References to communism, which was all the rage back then, loaded with casual sexism and class prejudice, watching the Royal Wedding (the Charles and Diana one of course), complete with comments on The Dress. Skinhead bullies, boyhood rivalry, Margaret Thatcher, Germaine Greer, and Adrian Mole singing of his first love “Pandora, I adore ya”. Perfect. And while I did think Pandora’s intro song where she declares herself for women’s equality and ‘trans rights’ was a little out of keeping with the decade itself I didn’t let that spoil the nostalgic feel. I was back there with baggy coats and spiky haircuts.
A fascinating moment when Bert, played by Tom Self (who was also the Musical Director) told Adrian that wives are only good for one thing, ‘you ride ‘em and whip ‘em. I swear there was a short intake of breath within the audience and a pause on stage - how times have changed.
Adrian, played by James Hameed, was the self-obsessed, spotty, whiny teenager some of us can remember from days of yore but his endearing nature and passion for Pandora and plea for a ‘wife that will always make my tea’, saw off his bully and eventually won him his love. Oh sorry, did I give the plot away?
Mrs Mole’s affair with creepy Mr Lucas from next door left Adrian and his dad in the doldrums but brought us one of the best scenes when Doreen, a local lady of low repute, made her play for Mr Mole.

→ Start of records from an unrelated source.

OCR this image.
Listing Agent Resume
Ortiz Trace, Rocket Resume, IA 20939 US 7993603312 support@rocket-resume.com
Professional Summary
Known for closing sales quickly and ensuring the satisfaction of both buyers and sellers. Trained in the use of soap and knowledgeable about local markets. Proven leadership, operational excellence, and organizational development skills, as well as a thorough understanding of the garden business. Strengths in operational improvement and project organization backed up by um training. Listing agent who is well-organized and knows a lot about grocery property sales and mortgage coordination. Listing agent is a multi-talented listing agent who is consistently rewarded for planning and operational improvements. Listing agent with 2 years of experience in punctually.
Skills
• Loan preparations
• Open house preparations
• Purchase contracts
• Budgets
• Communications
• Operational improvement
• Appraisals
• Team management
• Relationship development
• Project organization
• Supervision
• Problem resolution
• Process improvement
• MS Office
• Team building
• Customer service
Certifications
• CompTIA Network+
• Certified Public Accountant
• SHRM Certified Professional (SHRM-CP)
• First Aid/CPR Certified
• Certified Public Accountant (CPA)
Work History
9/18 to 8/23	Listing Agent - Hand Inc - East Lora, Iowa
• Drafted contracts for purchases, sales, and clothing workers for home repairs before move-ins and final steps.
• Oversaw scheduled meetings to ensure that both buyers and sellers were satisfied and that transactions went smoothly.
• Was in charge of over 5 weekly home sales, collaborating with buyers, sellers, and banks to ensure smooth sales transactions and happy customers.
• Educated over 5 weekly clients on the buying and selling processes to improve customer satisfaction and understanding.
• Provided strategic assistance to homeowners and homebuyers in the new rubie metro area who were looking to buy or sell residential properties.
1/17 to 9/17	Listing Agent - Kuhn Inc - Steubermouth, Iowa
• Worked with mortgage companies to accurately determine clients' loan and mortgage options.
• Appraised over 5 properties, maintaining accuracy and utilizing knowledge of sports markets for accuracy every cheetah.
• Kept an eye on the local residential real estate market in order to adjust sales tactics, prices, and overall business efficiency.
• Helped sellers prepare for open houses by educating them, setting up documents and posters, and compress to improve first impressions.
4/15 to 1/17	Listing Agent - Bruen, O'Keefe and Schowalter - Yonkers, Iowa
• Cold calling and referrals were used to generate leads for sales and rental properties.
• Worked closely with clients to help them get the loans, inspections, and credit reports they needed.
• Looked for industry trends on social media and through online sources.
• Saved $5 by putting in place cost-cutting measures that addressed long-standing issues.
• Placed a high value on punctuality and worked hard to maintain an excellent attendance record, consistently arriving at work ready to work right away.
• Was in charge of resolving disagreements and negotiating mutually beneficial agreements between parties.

An excellent performance by Lauryn Redding, who also played the school teacher Miss Elf, Doreen’s opposite in every way.
As for Mr Lucas, Dominic Gee-Burch played him brilliantly and doubled up his performance as the scary headmaster, Mr Scuton, who disliked children and pretty much everyone else.
Sue Townsend’s first Adrian Mole novel was published in 1982, so the fact that the play was so well received by young and old alike – complete with a standing ovation - shows the power of simple tales of the good overcoming adversity and telling the bad just where to go. The school disco and alternative Nativity play, the music and cultural references were definitely a trip down memory lane for some of us and left the audience smiling.